Sealing wax & eKeyboard

[Thomas Shaddack]

> Geez!  You guys have the DUMBEST ideas ever!  For fuck's sake, go and
> RTFA! (For the dumb: READ THE FUCKING ARCHIVES!)

Behold your dogs of war for a moment more, please. :)

> Anything displayed on your screen is visible to the guy across the street
> with a TEMPEST detector unless you work in a Faraday cage.

So far, this is orders of magnitude more expensive than a keylogger. I am
not aware there is too high amount of the receiver units in use (nor I
suppose they are easy to operate by a non-specialist), so the number of
targets being threatened this way is much more limited than if some
software or comparably cheap hardware is used. For now, at least.

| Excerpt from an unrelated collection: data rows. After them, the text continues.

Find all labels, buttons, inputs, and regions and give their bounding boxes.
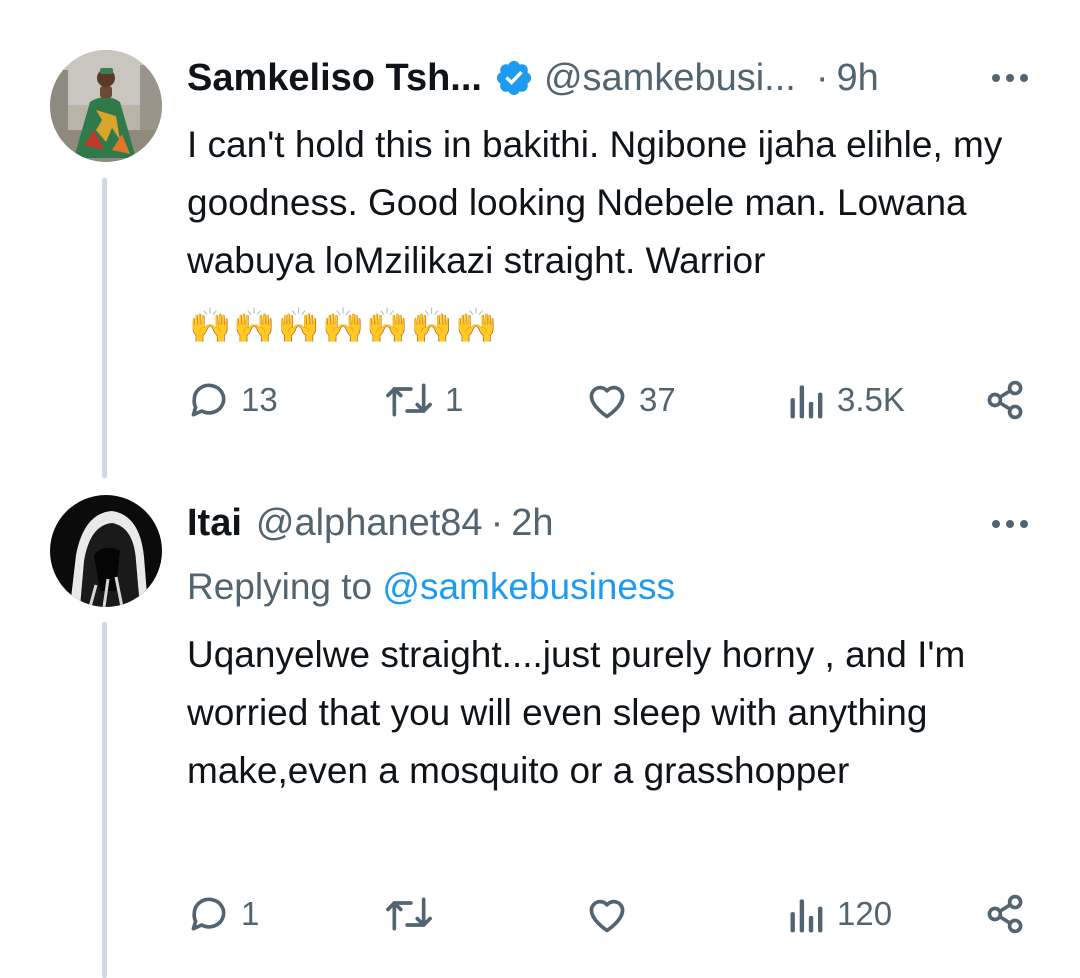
timestamp[interactable]: 9h: [837, 57, 879, 100]
reply-count: 13: [241, 381, 278, 418]
tweet-2-text: Uqanyelwe straight....just purely horny …: [187, 626, 1037, 800]
more-icon[interactable]: [992, 514, 1028, 534]
thread-line-bottom: [102, 622, 107, 978]
retweet-button[interactable]: [383, 892, 445, 936]
views-button[interactable]: 3.5K: [787, 378, 905, 422]
like-button[interactable]: [585, 892, 639, 936]
raised-hands-emoji: 🙌: [233, 307, 276, 345]
tweet-text: I can't hold this in bakithi. Ngibone ij…: [187, 124, 1003, 281]
separator-dot: ·: [815, 56, 829, 99]
author-name[interactable]: Samkeliso Tsh...: [187, 57, 482, 100]
raised-hands-emoji: 🙌: [277, 307, 321, 345]
reply-button[interactable]: 13: [187, 378, 278, 422]
retweet-icon: [386, 897, 432, 931]
tweet-1-actions: 13 1 37 3.5K: [187, 378, 1040, 428]
timestamp[interactable]: 2h: [511, 502, 553, 545]
reply-icon: [191, 897, 226, 931]
views-icon: [790, 899, 823, 933]
author-handle[interactable]: @alphanet84: [256, 502, 483, 545]
share-icon: [987, 380, 1023, 420]
views-count: 3.5K: [837, 381, 905, 418]
like-icon: [589, 899, 625, 933]
share-button[interactable]: [983, 892, 1027, 936]
author-name[interactable]: Itai: [187, 502, 242, 545]
more-icon[interactable]: [992, 68, 1028, 88]
tweet-2-actions: 1 120: [187, 892, 1040, 942]
separator-dot: ·: [490, 501, 504, 544]
replying-label: Replying to: [187, 566, 373, 607]
tweet-text: Uqanyelwe straight....just purely horny …: [187, 634, 966, 791]
share-button[interactable]: [983, 378, 1027, 422]
like-count: 37: [639, 381, 676, 418]
like-icon: [589, 385, 625, 419]
retweet-button[interactable]: 1: [383, 378, 463, 422]
tweet-2-header: Itai @alphanet84 · 2h: [187, 493, 554, 553]
retweet-icon: [386, 383, 432, 417]
views-count: 120: [837, 895, 893, 932]
thread-line-top: [102, 178, 107, 478]
avatar-itai[interactable]: [50, 495, 162, 607]
replying-to: Replying to @samkebusiness: [187, 566, 675, 608]
avatar-samkeliso[interactable]: [50, 50, 162, 162]
raised-hands-emoji: 🙌: [455, 307, 498, 345]
like-button[interactable]: 37: [585, 378, 676, 422]
views-button[interactable]: 120: [787, 892, 892, 936]
author-handle[interactable]: @samkebusi...: [544, 57, 796, 100]
reply-count: 1: [241, 895, 260, 932]
share-icon: [987, 894, 1023, 934]
tweet-1-text: I can't hold this in bakithi. Ngibone ij…: [187, 116, 1037, 355]
retweet-count: 1: [445, 381, 464, 418]
raised-hands-emoji: 🙌: [410, 307, 454, 345]
raised-hands-emoji: 🙌: [322, 307, 365, 345]
reply-button[interactable]: 1: [187, 892, 259, 936]
raised-hands-emoji: 🙌: [189, 307, 232, 345]
verified-badge-icon: [494, 58, 534, 98]
views-icon: [790, 385, 823, 419]
raised-hands-emojis: 🙌 🙌 🙌 🙌 🙌 🙌 🙌: [189, 297, 497, 355]
reply-icon: [191, 383, 226, 417]
raised-hands-emoji: 🙌: [366, 307, 409, 345]
replying-mention-link[interactable]: @samkebusiness: [382, 566, 675, 607]
tweet-1-header: Samkeliso Tsh... @samkebusi... · 9h: [187, 48, 879, 108]
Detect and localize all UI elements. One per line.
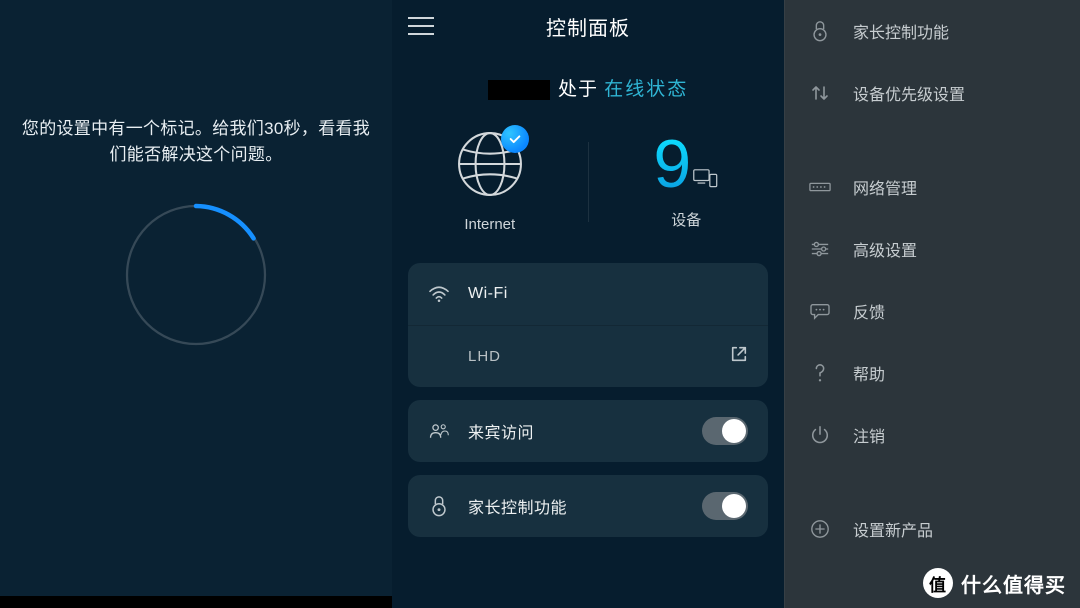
- bottom-bar: [0, 596, 392, 608]
- devices-icon: [693, 169, 719, 189]
- menu-label: 设备优先级设置: [853, 81, 965, 105]
- menu-item-addproduct[interactable]: 设置新产品: [785, 498, 1080, 560]
- lock-icon: [428, 495, 450, 517]
- menu-label: 设置新产品: [853, 517, 933, 541]
- parental-label: 家长控制功能: [468, 494, 684, 518]
- guest-icon: [428, 422, 450, 440]
- status-line: 处于 在线状态: [392, 52, 784, 119]
- watermark-text: 什么值得买: [961, 569, 1066, 598]
- loading-message: 您的设置中有一个标记。给我们30秒，看看我们能否解决这个问题。: [0, 116, 392, 167]
- priority-icon: [809, 83, 831, 103]
- menu-item-feedback[interactable]: 反馈: [785, 280, 1080, 342]
- menu-item-help[interactable]: 帮助: [785, 342, 1080, 404]
- menu-label: 反馈: [853, 299, 885, 323]
- wifi-ssid-row[interactable]: LHD: [408, 325, 768, 387]
- network-icon: [809, 180, 831, 194]
- status-prefix: 处于: [558, 79, 604, 100]
- guest-access-row[interactable]: 来宾访问: [408, 400, 768, 462]
- menu-label: 家长控制功能: [853, 19, 949, 43]
- guest-toggle[interactable]: [702, 417, 748, 445]
- devices-status-block[interactable]: 9 设备: [589, 134, 785, 230]
- wifi-label: Wi-Fi: [468, 285, 748, 303]
- menu-item-parentalcontrol[interactable]: 家长控制功能: [785, 0, 1080, 62]
- wifi-card: Wi-Fi LHD: [408, 263, 768, 387]
- internet-status-block[interactable]: Internet: [392, 131, 588, 233]
- control-panel: 控制面板 处于 在线状态 Internet: [392, 0, 784, 608]
- header: 控制面板: [392, 0, 784, 52]
- menu-drawer: 家长控制功能 设备优先级设置 网络管理 高级设置: [784, 0, 1080, 608]
- menu-label: 注销: [853, 423, 885, 447]
- watermark: 值 什么值得买: [923, 568, 1066, 598]
- power-icon: [809, 425, 831, 445]
- wifi-icon: [428, 285, 450, 303]
- menu-item-logout[interactable]: 注销: [785, 404, 1080, 466]
- guest-card: 来宾访问: [408, 400, 768, 462]
- internet-label: Internet: [464, 216, 515, 233]
- parental-card: 家长控制功能: [408, 475, 768, 537]
- status-value: 在线状态: [604, 79, 688, 100]
- chat-icon: [809, 302, 831, 320]
- loading-panel: 您的设置中有一个标记。给我们30秒，看看我们能否解决这个问题。: [0, 0, 392, 608]
- menu-label: 帮助: [853, 361, 885, 385]
- parental-toggle[interactable]: [702, 492, 748, 520]
- lock-icon: [809, 20, 831, 42]
- menu-label: 高级设置: [853, 237, 917, 261]
- guest-label: 来宾访问: [468, 419, 684, 443]
- wifi-row[interactable]: Wi-Fi: [408, 263, 768, 325]
- plus-icon: [809, 519, 831, 539]
- watermark-badge-icon: 值: [923, 568, 953, 598]
- check-badge-icon: [501, 125, 529, 153]
- wifi-ssid: LHD: [468, 348, 712, 365]
- parental-row[interactable]: 家长控制功能: [408, 475, 768, 537]
- menu-icon[interactable]: [408, 17, 434, 35]
- menu-item-advanced[interactable]: 高级设置: [785, 218, 1080, 280]
- menu-label: 网络管理: [853, 175, 917, 199]
- loading-spinner: [121, 200, 271, 355]
- page-title: 控制面板: [546, 12, 630, 41]
- menu-item-priority[interactable]: 设备优先级设置: [785, 62, 1080, 124]
- help-icon: [809, 363, 831, 383]
- menu-item-network[interactable]: 网络管理: [785, 156, 1080, 218]
- device-count: 9: [653, 134, 689, 195]
- external-link-icon: [730, 345, 748, 368]
- redacted-name: [488, 80, 550, 100]
- sliders-icon: [809, 240, 831, 258]
- devices-label: 设备: [671, 209, 701, 230]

Then there is the shielding...

> Failing that a hidden pinhole camera, or an RF transmitter attached to
> your cable -- hell these are available for hobbist use right now:
> x10.com has small devices that you can use to broadcast video from one
> room to another.  Getting the same done for VGA, XVGA, etc. shouldn't
> be any harder.

Specified it as a threat. But this is what physical security is for.
Again, this brings the threat of being discovered. Also, a TSCM sweep can
reduce the risk.

> Using IR or RF is one of the stupidest things you could possibly
> do.  Think!  IR and RF are detectable from a distance!
>
> Ok, some IR auth is ok, provided it's in a sealed chamber and no photons
> leak out.  i.e. think of a two cylinders, sealed at the ends where the
> cables go, where one fits inside the other... sort of like fiber optic
> cables and connectors.  No leaks.

Use challenge-response. Immune against replay attack. With proper
algorithm, reasonably immune against cryptographic attack on intercepted
transactions. If it works over the Wild Wild Net, it should work over an
IR/RF connection as well.

> Direct contact's obviously fine, so long as your alleged attacker can't
> tap into it.

True. Again, physical security / tamperproofness issue.